Motherless Brooklyn follows Norton as Lionel Essrog he investigates the conspiracy that led to the death of his boss and mentor, Frank Minna, played by an unusually vibrant Bruce Willis. Lionel is quite a character, and one that Norton plays with great sensitivity as he battles with Tourette’s syndrome and other compulsive behaviour. He is an unlikely leading man, and despite the quirks of his condition, he is an empathetic guide into a New York City rife with corruption; his hardships have earned him a deep empathy that’s unusual for a noir leading man, and a welcome change of pace in the uber-cynical outsider-narrative movies we’ve seen recently (yes, this is a Joker callout).
Despite wearing its hard-boiled influences on its sleeve, Motherless Brooklyn is far from a cynical film, which is a nice change. While the big bad is impossible to fully take down, personified by a very Trump-like Alec Baldwin as industrialist Moses Randolph, Norton creates a fifties New York with just as many people fighting for the sake of others as those who don’t give a shit about them. Through Lionel’s affection for Frank, he is able to connect with people who are just as much of an outsider as he is even if their circumstances are different, and Norton’s gentle, emotional, and witty performance is everything this film needs to ground it in a little optimism.
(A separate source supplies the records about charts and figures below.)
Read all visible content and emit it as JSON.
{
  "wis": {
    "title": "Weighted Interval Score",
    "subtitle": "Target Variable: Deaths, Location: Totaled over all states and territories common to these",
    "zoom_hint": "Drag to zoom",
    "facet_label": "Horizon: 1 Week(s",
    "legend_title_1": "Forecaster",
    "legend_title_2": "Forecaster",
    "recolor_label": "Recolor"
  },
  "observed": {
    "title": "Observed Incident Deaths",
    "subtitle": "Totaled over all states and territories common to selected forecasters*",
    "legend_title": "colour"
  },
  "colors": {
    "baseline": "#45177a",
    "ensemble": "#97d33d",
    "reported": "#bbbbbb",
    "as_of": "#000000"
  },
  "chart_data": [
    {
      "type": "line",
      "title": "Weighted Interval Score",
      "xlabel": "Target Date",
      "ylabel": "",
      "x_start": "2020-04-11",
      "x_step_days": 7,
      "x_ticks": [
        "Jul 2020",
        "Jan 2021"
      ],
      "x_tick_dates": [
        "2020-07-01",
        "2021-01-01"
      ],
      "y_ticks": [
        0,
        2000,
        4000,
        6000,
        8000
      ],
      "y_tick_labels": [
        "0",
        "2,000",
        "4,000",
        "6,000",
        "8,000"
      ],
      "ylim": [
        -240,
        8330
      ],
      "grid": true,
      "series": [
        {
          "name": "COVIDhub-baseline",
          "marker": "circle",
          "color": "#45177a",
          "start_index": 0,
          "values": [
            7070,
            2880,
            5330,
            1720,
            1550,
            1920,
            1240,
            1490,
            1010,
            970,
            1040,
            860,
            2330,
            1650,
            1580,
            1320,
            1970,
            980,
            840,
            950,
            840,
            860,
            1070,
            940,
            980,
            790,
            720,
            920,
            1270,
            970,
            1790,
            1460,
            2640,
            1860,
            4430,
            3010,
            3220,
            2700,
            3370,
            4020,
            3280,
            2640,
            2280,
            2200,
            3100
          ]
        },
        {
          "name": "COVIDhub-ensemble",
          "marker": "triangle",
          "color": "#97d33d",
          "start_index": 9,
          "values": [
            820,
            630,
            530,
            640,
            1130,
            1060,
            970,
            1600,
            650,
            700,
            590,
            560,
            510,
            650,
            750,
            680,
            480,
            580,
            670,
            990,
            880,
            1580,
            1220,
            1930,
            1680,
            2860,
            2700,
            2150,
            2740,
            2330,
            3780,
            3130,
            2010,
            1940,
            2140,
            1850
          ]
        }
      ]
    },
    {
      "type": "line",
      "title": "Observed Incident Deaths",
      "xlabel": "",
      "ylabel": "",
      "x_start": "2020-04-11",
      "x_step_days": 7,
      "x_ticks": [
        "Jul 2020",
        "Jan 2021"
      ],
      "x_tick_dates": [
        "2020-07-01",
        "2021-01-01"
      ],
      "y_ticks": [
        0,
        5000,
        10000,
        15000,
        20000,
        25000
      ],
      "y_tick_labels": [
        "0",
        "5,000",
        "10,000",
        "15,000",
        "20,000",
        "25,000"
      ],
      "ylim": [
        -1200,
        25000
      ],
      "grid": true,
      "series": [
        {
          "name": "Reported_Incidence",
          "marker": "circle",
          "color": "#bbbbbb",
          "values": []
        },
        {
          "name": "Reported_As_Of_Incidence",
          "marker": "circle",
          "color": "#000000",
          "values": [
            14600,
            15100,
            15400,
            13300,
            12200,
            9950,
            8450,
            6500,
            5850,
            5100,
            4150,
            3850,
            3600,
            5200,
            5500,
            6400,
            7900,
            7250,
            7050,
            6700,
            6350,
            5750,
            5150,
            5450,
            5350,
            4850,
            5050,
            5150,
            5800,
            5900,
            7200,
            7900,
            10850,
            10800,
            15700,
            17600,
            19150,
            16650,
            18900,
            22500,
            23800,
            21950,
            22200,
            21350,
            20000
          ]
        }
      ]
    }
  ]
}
Motherless Brooklyn is, above all, worth the wait, even for a die-hard Nortonhead like me. An excellent film that is both a credit to its genre and a sly remix of its usual darkness, Norton does himself proud behind the camera in a passionate love letter to the noir that eschews coldness and embraces a humanist heart. It’s beautifully shot, scored, and acted, and I hope you will take this recommendation and give it a try. Otherwise Hollywood studios are going to think every grown-up movie needs a coat of clown paint, and that is the very last thing we need.